Nepali Diaspora
How Nepali eatery in Queens earns New York recognition
Bimala Hamal Shrestha’s restaurant has become a source of pride for Nepalis in New York, earning a place on the New York Times’ list of the city’s 100 best restaurants and introducing authentic Nepali cuisine to a global audience.Badri Gautam
Just outside the busy Jackson Heights-Roosevelt Avenue/74th Street subway station in Queens, sits a small Nepali restaurant that has become one of the most recognisable symbols of Nepali identity in New York City.
Known widely among the Nepali diaspora as “Bimala Didi ko Bhanchha Ghar,” the eatery run by Bimala Hamal Shrestha recently earned a place on the New York Times’ prestigious list of the city’s 100 best restaurants. For many Nepalis living abroad, the recognition felt deeply personal, a rare moment when a small immigrant-run eatery serving Nepali food found itself recognised in one of the world’s most competitive dining cities.
When Hamal first opened the restaurant in 2015, she said she never imagined it would one day receive such recognition. What drove her from the beginning, however, was a determination to preserve and promote authentic Nepali food and the culture attached to it.
“Food and its many varieties not only establish ethnic or regional identity,” she said. “They also introduce a country’s civilisation, originality and culture to the world.”
Over the past decade, Nepali cuisine has gradually expanded its presence in New York, particularly in Queens, where Jackson Heights has evolved into one of the largest hubs of the Nepali-speaking community in the United States. Once known primarily for Indian, Bangladeshi and Latin American food, the neighbourhood now hosts dozens of Nepali restaurants, grocery stores and businesses catering to a growing diaspora population.
But even within that crowded and highly competitive restaurant industry, Hamal’s restaurant has built a reputation for simplicity and authenticity. The restaurant serves Nepali dishes such as momo, sel roti, chowmein and bhutan sukuti, a dried and spiced meat delicacy popular in Nepal.
Hamal recalls that in the restaurant’s early years, many non-Nepali customers were unfamiliar with the cuisine. To introduce them to Nepali flavours, she often served complimentary sel roti, the traditional ring-shaped rice bread commonly prepared during festivals and family gatherings in Nepal.
The gesture, she said, helped spark curiosity among customers and gradually built interest in Nepali food beyond the diaspora community.

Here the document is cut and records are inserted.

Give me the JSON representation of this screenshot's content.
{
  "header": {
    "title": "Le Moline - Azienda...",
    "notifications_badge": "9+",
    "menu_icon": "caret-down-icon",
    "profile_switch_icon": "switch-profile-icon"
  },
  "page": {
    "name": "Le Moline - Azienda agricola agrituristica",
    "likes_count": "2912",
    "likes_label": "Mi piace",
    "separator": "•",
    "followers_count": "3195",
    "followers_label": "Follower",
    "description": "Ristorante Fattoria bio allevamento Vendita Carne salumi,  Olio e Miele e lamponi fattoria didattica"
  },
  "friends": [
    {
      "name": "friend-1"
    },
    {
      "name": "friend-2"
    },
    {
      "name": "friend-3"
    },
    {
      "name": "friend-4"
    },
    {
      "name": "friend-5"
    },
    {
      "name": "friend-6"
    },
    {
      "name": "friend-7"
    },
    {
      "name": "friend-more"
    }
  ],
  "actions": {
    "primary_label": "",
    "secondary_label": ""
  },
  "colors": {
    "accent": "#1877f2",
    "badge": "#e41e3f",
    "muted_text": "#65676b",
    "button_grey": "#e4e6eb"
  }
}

Today, Nepali-style thali meals have become among the restaurant’s most popular offerings. Many diners, including non-Nepalis, choose to eat with their hands, embracing the traditional style of eating common in Nepali households.
The restaurant has also won several Momo competitions organised in New York City over the years, further strengthening its reputation among food lovers and within the Nepali community.
Among Nepalis in Queens, Hamal is regarded not only as a successful restaurateur but also as a mentor and community figure. New York-based community leader Krishna Acharya said she has consistently supported social, cultural and charitable events organised by Nepalis in the city.
For Hamal, however, the journey behind the success has been far from easy.
She moved to the United States in 2008, joining thousands of Nepalis who have sought opportunities abroad over the past two decades. Like many immigrants, she faced years of uncertainty and struggle while trying to establish herself in one of the world’s most expensive and demanding cities.
“For Nepalis like us, starting a business in America requires enormous struggle,” she said. “You need courage, patience and honesty as well.”
Over the years, she said, persistence and hard work helped her gradually build trust among customers and turn the small restaurant into both a successful business and a cultural space for the Nepali community.
In recent years, Nepali cuisine has gained wider international visibility. Momo, once largely confined to Himalayan communities, has increasingly appeared on mainstream restaurant menus and food publications across Western cities. Food writers and chefs have also shown growing interest in Nepal’s blend of Himalayan, Tibetan and South Asian culinary traditions.
For many Nepalis living abroad, the rise of restaurants like Bimala Didi ko Bhanchha Ghar represents more than commercial success. It reflects a broader story of migration, cultural preservation and the effort to maintain a connection to home through food.
Running a restaurant business is challenging even in Nepal, let alone in New York, where competition is fierce and operating costs are high. Yet through resilience and consistency, Hamal has turned a small neighbourhood kitchen into a recognised destination and, for many in the diaspora, a source of collective pride.